For simplicity, let's just stick with herbs and spices for the time being:

In [None]:
spice_list = ['salt', 'pepper', 'oregano', 'sage', 'parsley',
              'rosemary', 'tarragon', 'thyme', 'paprika', 'cumin']

We can then build a Boolean `DataFrame` consisting of `True` and `False` values, indicating whether each ingredient appears in the list:

In [None]:
import re
spice_df = pd.DataFrame({
    spice: recipes.ingredients.str.contains(spice, re.IGNORECASE)
    for spice in spice_list})
spice_df.head()

Unnamed: 0,salt,pepper,oregano,sage,parsley,rosemary,tarragon,thyme,paprika,cumin
0,False,False,False,True,False,False,False,False,False,False
1,False,False,False,False,False,False,False,False,False,False
2,True,True,False,False,False,False,False,False,False,True
3,False,False,False,False,False,False,False,False,False,False
4,False,False,False,False,False,False,False,False,False,False


Now, as an example, let's say we'd like to find a recipe that uses parsley, paprika, and tarragon.
We can compute this very quickly using the `query` method of ``DataFrame``s, discussed further in [High-Performance Pandas: `eval()` and `query()`](03.12-Performance-Eval-and-Query.ipynb):

In [None]:
selection = spice_df.query('parsley & paprika & tarragon')
len(selection)

10

We find only 10 recipes with this combination. Let's use the index returned by this selection to discover the names of those recipes:

In [None]:
recipes.name[selection.index]

Unnamed: 0,name
2069,"All cremat with a Little Gem, dandelion and wa..."
74964,Lobster with Thermidor butter
93768,Burton's Southern Fried Chicken with White Gravy
113926,Mijo's Slow Cooker Shredded Beef
137686,Asparagus Soup with Poached Eggs
140530,Fried Oyster Po’boys
158475,Lamb shank tagine with herb tabbouleh
158486,Southern fried chicken in buttermilk
163175,Fried Chicken Sliders with Pickles + Slaw
165243,Bar Tartine Cauliflower Salad


Now that we have narrowed down our recipe selection from 175,000 to 10, we are in a position to make a more informed decision about what we'd like to cook for dinner.

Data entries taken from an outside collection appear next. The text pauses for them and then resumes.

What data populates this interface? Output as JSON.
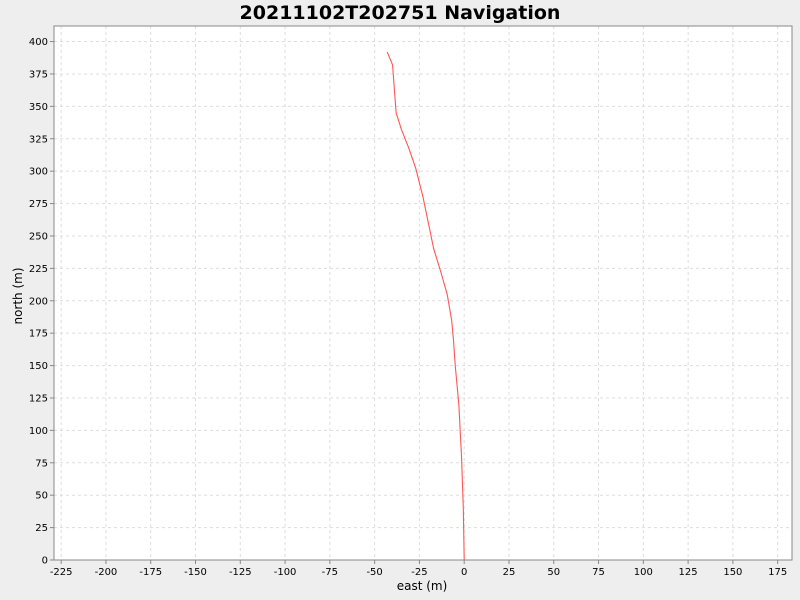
{
  "colors": {
    "background": "#eeeeee",
    "plot_background": "#ffffff",
    "grid": "#dddddd",
    "axis": "#888888",
    "series": "#ff5555"
  },
  "chart_data": {
    "type": "line",
    "title": "20211102T202751 Navigation",
    "xlabel": "east (m)",
    "ylabel": "north (m)",
    "xlim": [
      -229,
      183
    ],
    "ylim": [
      0,
      412
    ],
    "grid": true,
    "legend": "none",
    "x_ticks": [
      -225,
      -200,
      -175,
      -150,
      -125,
      -100,
      -75,
      -50,
      -25,
      0,
      25,
      50,
      75,
      100,
      125,
      150,
      175
    ],
    "y_ticks": [
      0,
      25,
      50,
      75,
      100,
      125,
      150,
      175,
      200,
      225,
      250,
      275,
      300,
      325,
      350,
      375,
      400
    ],
    "series": [
      {
        "x": [
          0,
          -0.5,
          -1.5,
          -3,
          -5,
          -6,
          -7,
          -9.5,
          -13,
          -17,
          -20,
          -23,
          -27,
          -31,
          -35,
          -38,
          -40,
          -43
        ],
        "y": [
          0,
          40,
          80,
          120,
          150,
          170,
          185,
          205,
          222,
          240,
          260,
          280,
          302,
          318,
          332,
          345,
          382,
          392
        ]
      }
    ]
  }
}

### Going Further with Recipes

Hopefully this example has given you a bit of a flavor (heh) of the types of data cleaning operations that are efficiently enabled by Pandas string methods.
Of course, building a robust recipe recommendation system would require a *lot* more work!
Extracting full ingredient lists from each recipe would be an important piece of the task; unfortunately, the wide variety of formats used makes this a relatively time-consuming process.
This points to the truism that in data science, cleaning and munging of real-world data often comprises the majority of the work—and Pandas provides the tools that can help you do this efficiently.